Sometimes you back yourself into a corner in conversation where you have to refer to yourself by your birth assigned gender...because you aren't fully out. At least, I'm not at work so for all intents and purposes, I'm female to them and my birth name is used. I hate it. And I hate that I'm known by thousands of people at work. I hate how public this coming out is going to be. Who else has to misgender themselves or refer to their birth name? It sucks.
All the time. As a military member who has not yet even begun HRT, I will have to use my assigned gender and birth name until a military doctor deems my treatment "complete" (meaning stable in my preferred gender), possibly a few years from now.
Constantly. I'm not out at all really, aside a couple friends, so I have to use my birth name and male pronouns. At least until I do come out... It hurts at times, but mostly just causes some discomfort. ---------- Post added 1st Nov 2016 at 12:14 PM ---------- Constantly. I'm not out at all really, aside a couple friends, so I have to use my birth name and male pronouns. At least until I do come out... It hurts at times, but mostly just causes some discomfort.
Yes, unfortunately. I was more half in, half out a year ago. I'd come out to my school and was referred to by male pronouns and preferred name in one class. Even joined the GSA. But after I came out to the parents, I had to go back under for a while. Now I am only seen in public as female because I can't present how I'd like, as well as by my family. Now the only place I can be myself, apart from my mind, is here at EC. It's tough, but you'll get through it. Just imagine when you are out fully and on T, all the splendid years being seen as a man. It will payoff. Every transperson has to go through this awkward phase as a part of our second puberty.
It's like every time someone says or even yourself says your birth name or "she", your voice in your head screams "HEEEEEEE". I have a meeting with HR this week to ask about support in coming out and then I'm speaking to my mum. Once all that's ticked off, I'm signing my deed poll and using my new name!!!! I will be Kal. I will be a he. I will have a fucking awesome goddamn beard. ---------- Post added 1st Nov 2016 at 12:30 PM ---------- Stay strong my friend. ---------- Post added 1st Nov 2016 at 12:31 PM ---------- Do you get that thing where it almost makes you wince? Like, when it's cold out and you feel that cold air when you open the front door.
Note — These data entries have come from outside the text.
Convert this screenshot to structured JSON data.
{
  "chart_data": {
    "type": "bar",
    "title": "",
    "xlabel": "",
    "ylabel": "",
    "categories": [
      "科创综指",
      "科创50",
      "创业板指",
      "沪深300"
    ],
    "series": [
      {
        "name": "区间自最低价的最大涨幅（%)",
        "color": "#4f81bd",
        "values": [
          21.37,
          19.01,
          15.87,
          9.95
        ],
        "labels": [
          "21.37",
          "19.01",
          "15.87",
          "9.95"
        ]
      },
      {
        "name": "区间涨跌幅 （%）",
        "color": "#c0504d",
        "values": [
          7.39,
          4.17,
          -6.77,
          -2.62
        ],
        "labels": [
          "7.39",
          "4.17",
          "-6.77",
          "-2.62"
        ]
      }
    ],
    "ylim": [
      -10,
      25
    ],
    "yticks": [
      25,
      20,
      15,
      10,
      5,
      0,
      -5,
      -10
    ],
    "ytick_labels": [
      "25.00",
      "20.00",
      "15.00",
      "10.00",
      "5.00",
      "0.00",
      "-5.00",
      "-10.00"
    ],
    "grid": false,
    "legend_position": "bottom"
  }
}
It's not so much that reaction, it's more like a lump in my throat feeling. But I know what you mean, probably the same feeling just manifests in different ways.
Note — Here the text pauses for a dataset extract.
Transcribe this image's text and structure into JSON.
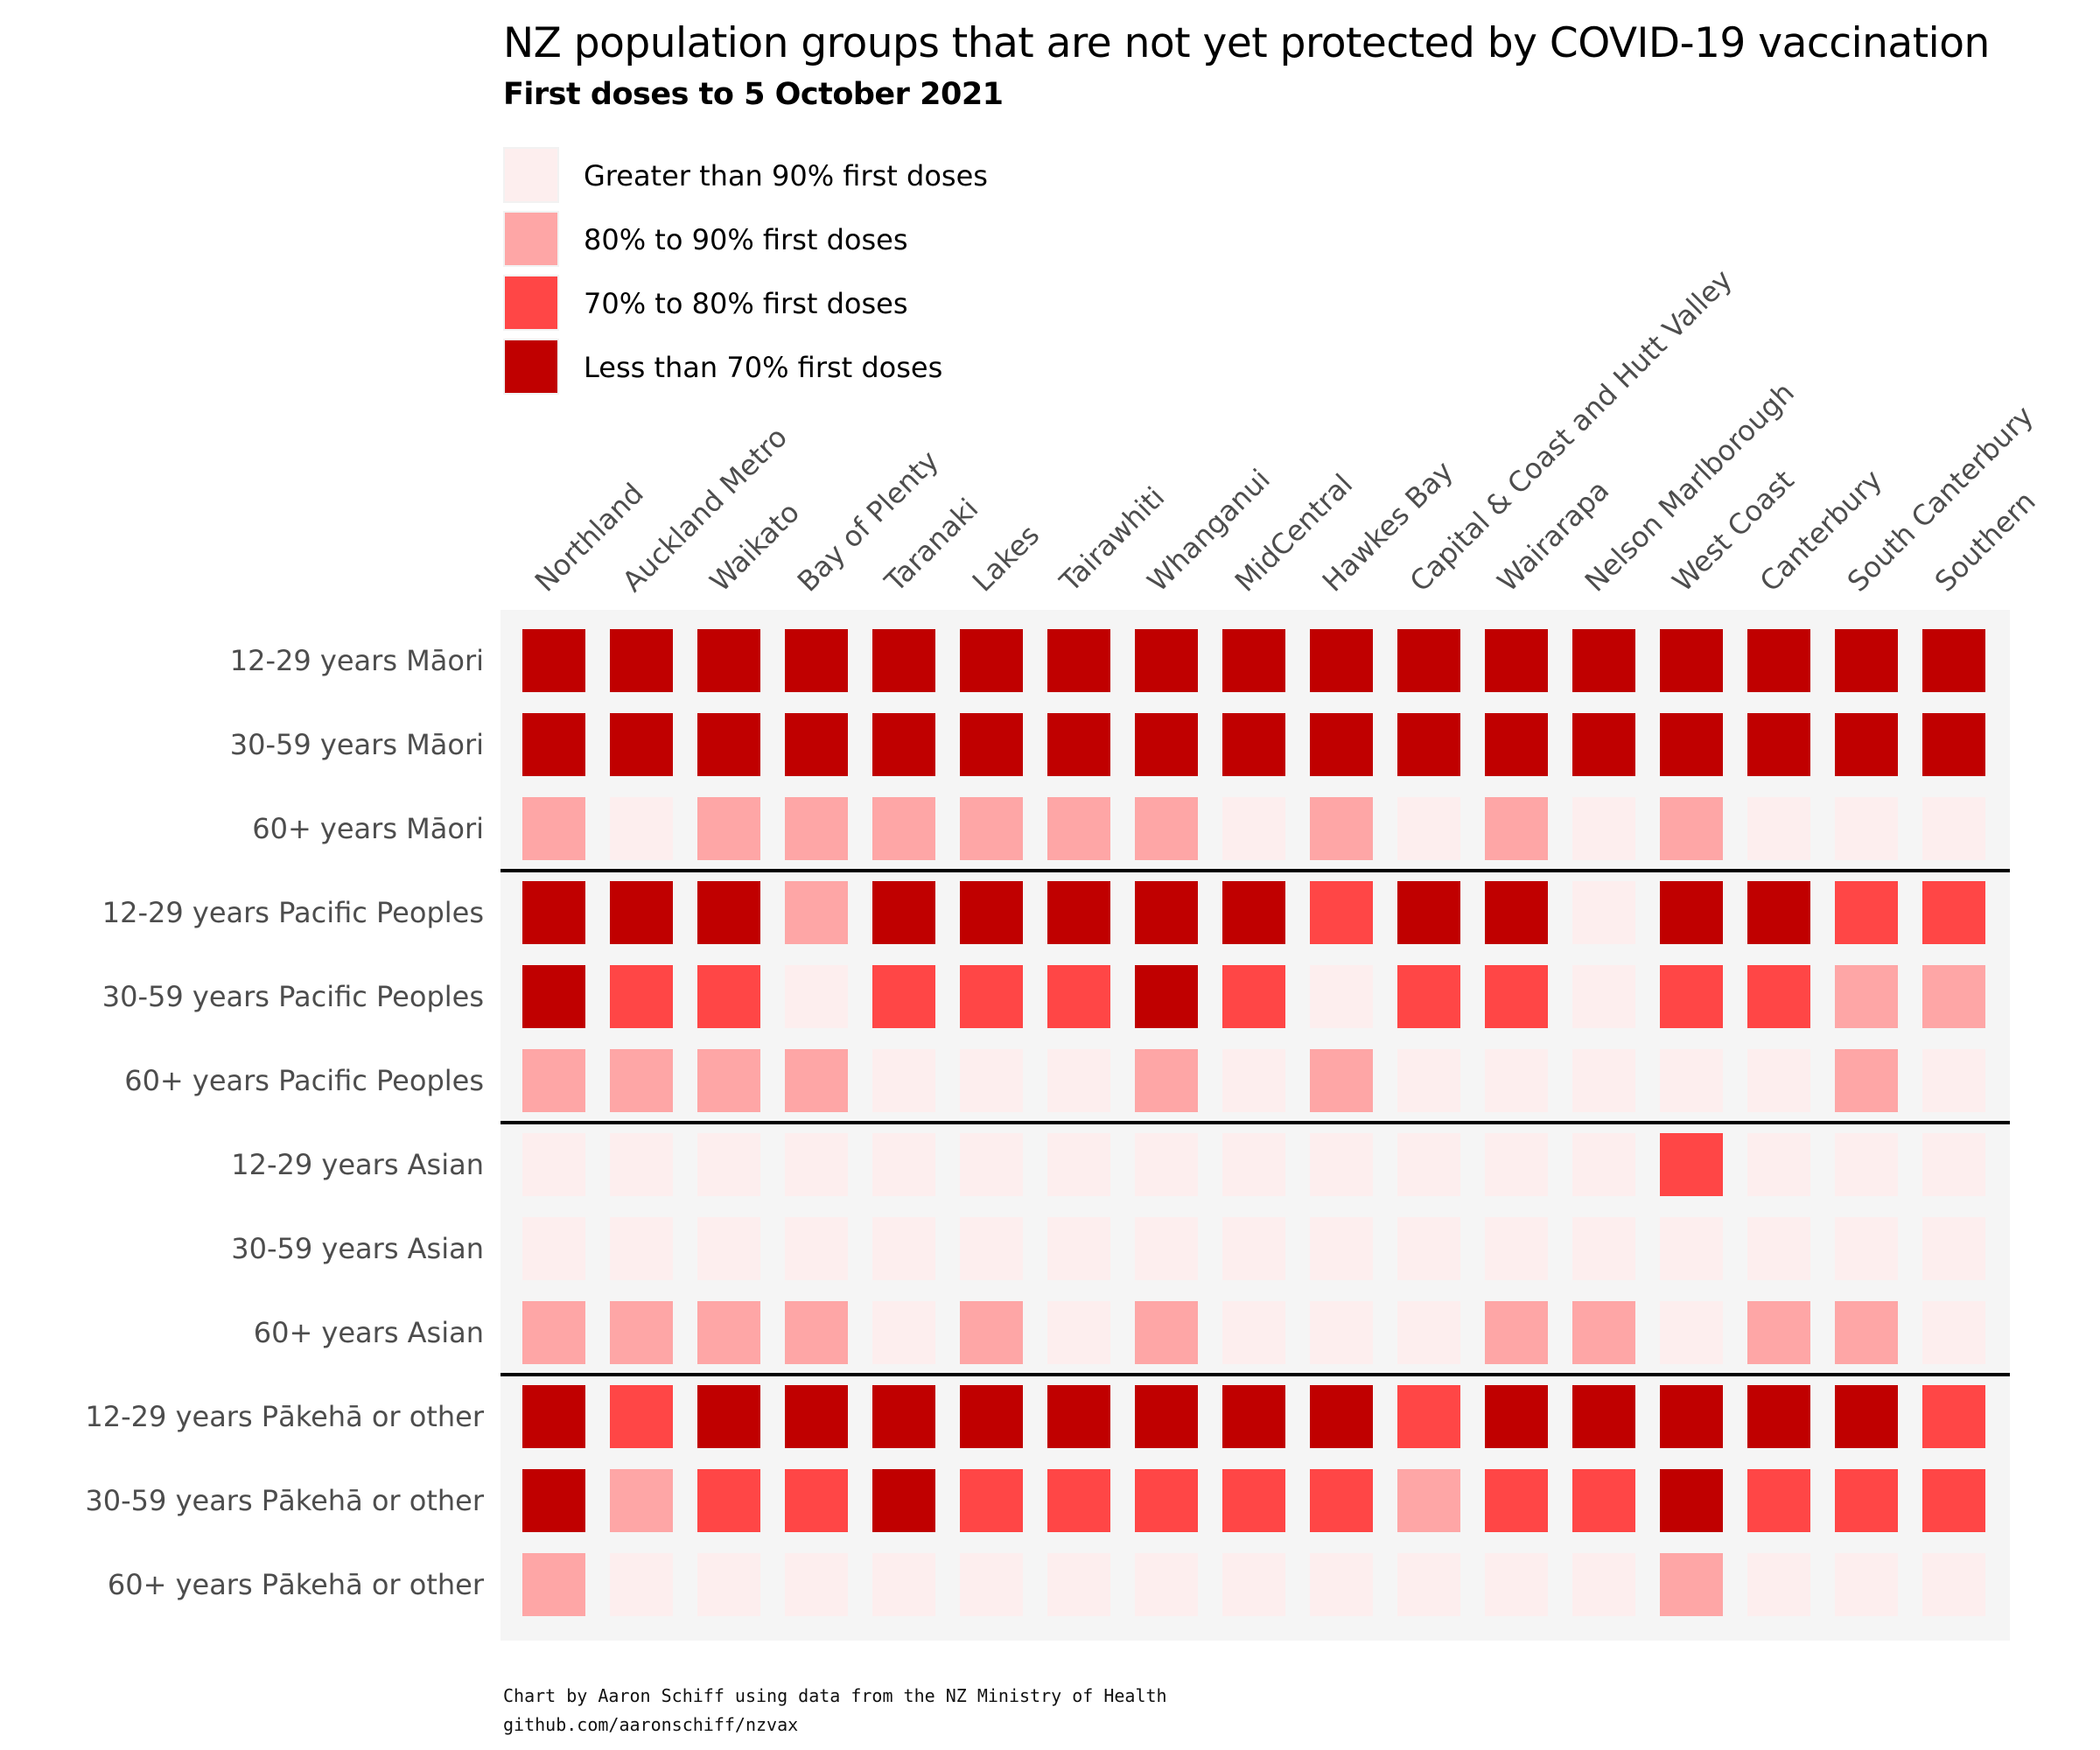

I am not out at school, ecept to members of the LGBT club (which got disbanded). So most people will yell out " HEY (birth name)". But then there are times when I talking to someone I have a class with and a guy will go "Hey, Ryan" as they pass. And I have to either ignore them, or say hi then tell the other person that its just an inside joke. Its horrible. I get anxiety about being called either name in public. Like birth name causes me to feel disappointed, and Ryan causes me to feel anxious and a bit afraid that someone will figure it out, and I do not want a confrontation at school.